26.11    The following amendment was proposed by Councillor Tutt and seconded:

 

In principle, propose to divest from all fossil fuel companies excluding utility companies and to use that money to invest in green infrastructure funds subject to advice from the Fund’s professional advisers.

38.           

26.12    The amendment was put to the vote and LOST.

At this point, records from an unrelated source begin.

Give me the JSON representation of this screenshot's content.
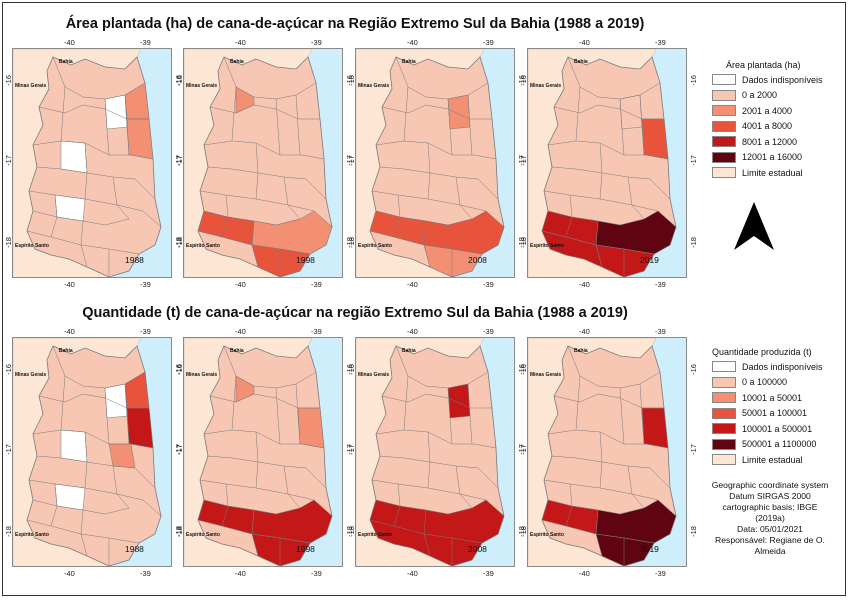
{
  "titles": {
    "area": "Área plantada (ha) de cana-de-açúcar na Região Extremo Sul da Bahia (1988 a 2019)",
    "quantity": "Quantidade (t) de cana-de-açúcar na região Extremo Sul da Bahia (1988 a 2019)"
  },
  "axis_ticks": {
    "lon_west": "-40",
    "lon_east": "-39",
    "lat_north": "-16",
    "lat_mid": "-17",
    "lat_south": "-18"
  },
  "map_labels": {
    "state_top": "Bahia",
    "state_west": "Minas Gerais",
    "state_south": "Espírito Santo"
  },
  "years": [
    "1988",
    "1998",
    "2008",
    "2019"
  ],
  "legend_area": {
    "title": "Área plantada (ha)",
    "items": [
      {
        "label": "Dados indisponíveis",
        "color": "#ffffff"
      },
      {
        "label": "0 a 2000",
        "color": "#f8c7b4"
      },
      {
        "label": "2001 a 4000",
        "color": "#f39074"
      },
      {
        "label": "4001 a 8000",
        "color": "#e8533c"
      },
      {
        "label": "8001 a 12000",
        "color": "#c41818"
      },
      {
        "label": "12001 a 16000",
        "color": "#5f0410"
      },
      {
        "label": "Limite estadual",
        "color": "#fde7d4"
      }
    ]
  },
  "legend_quantity": {
    "title": "Quantidade produzida (t)",
    "items": [
      {
        "label": "Dados indisponíveis",
        "color": "#ffffff"
      },
      {
        "label": "0 a 100000",
        "color": "#f8c7b4"
      },
      {
        "label": "10001 a 50001",
        "color": "#f39074"
      },
      {
        "label": "50001 a 100001",
        "color": "#e8533c"
      },
      {
        "label": "100001 a 500001",
        "color": "#c41818"
      },
      {
        "label": "500001 a 1100000",
        "color": "#5f0410"
      },
      {
        "label": "Limite estadual",
        "color": "#fde7d4"
      }
    ]
  },
  "credits": {
    "line1": "Geographic coordinate system",
    "line2": "Datum SIRGAS 2000",
    "line3": "cartographic basis: IBGE",
    "line4": "(2019a)",
    "line5": "Data: 05/01/2021",
    "line6": "Responsável: Regiane de O.",
    "line7": "Almeida"
  },
  "north_arrow_icon": "north-arrow-icon",
  "colors": {
    "sea": "#cdeefa",
    "neighbor": "#fde7d4",
    "border": "#7a7a7a"
  }
}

26.13    The Committee RESOLVED to:

1)    note the Investment Workplan (appendix 1);

 

2)    note the Quarterly Investment Report from the Investment Advisor, Isio (appendix 2)

 

3)    note the investment strategy review (appendix 3) and agree the following amendments to the implementation plan for the investment strategy:

·         maintain the absolute return mandates until the infrastructure equity mandate is drawn;

 

·         to continue using the corporate bonds to fund the new diversified credit mandate;

 

·         retain the index-linked gilt allocation over the short term;

 

·         trim the core property exposure and hold this in index linked gilts until decision made on inflation-linked property;

 

·         re-visit the case for inflation-linked property in the current environment ahead of implementing the strategic allocation.

 

4)    note the equity performance and investment outlook considering investment style and exclusions;

 

5)    note the update on the Carbon footprint of the Fund;

 

6)    note the Q1 Engagement Report (appendix 4);

 

7)    approve that officers make a submission of the Stewardship Code to the Financial Reporting Council (FRC);

 

8)    note the External Assurance report update;

 

9)    note the ACCESS update;

 

10) delegate authority to the Chief Finance Officer to take all necessary actions to give effect to the implementation of the above recommendations; and

 

11)to ask officers and the Fund’s external advisers to conduct a piece of work concurrent with the completion of the triennial valuation which:

 

·         assesses the fiduciary and legal consequences of fossil fuel divestment for the Fund; 

 

·         examines how such a move aligns with relevant guidance and advice;

 

·         explores how practical an act it would be within the context of the ACCESS pool; and

 

·         reviews evidence on the efficacy of such an approach in promoting the energy transition.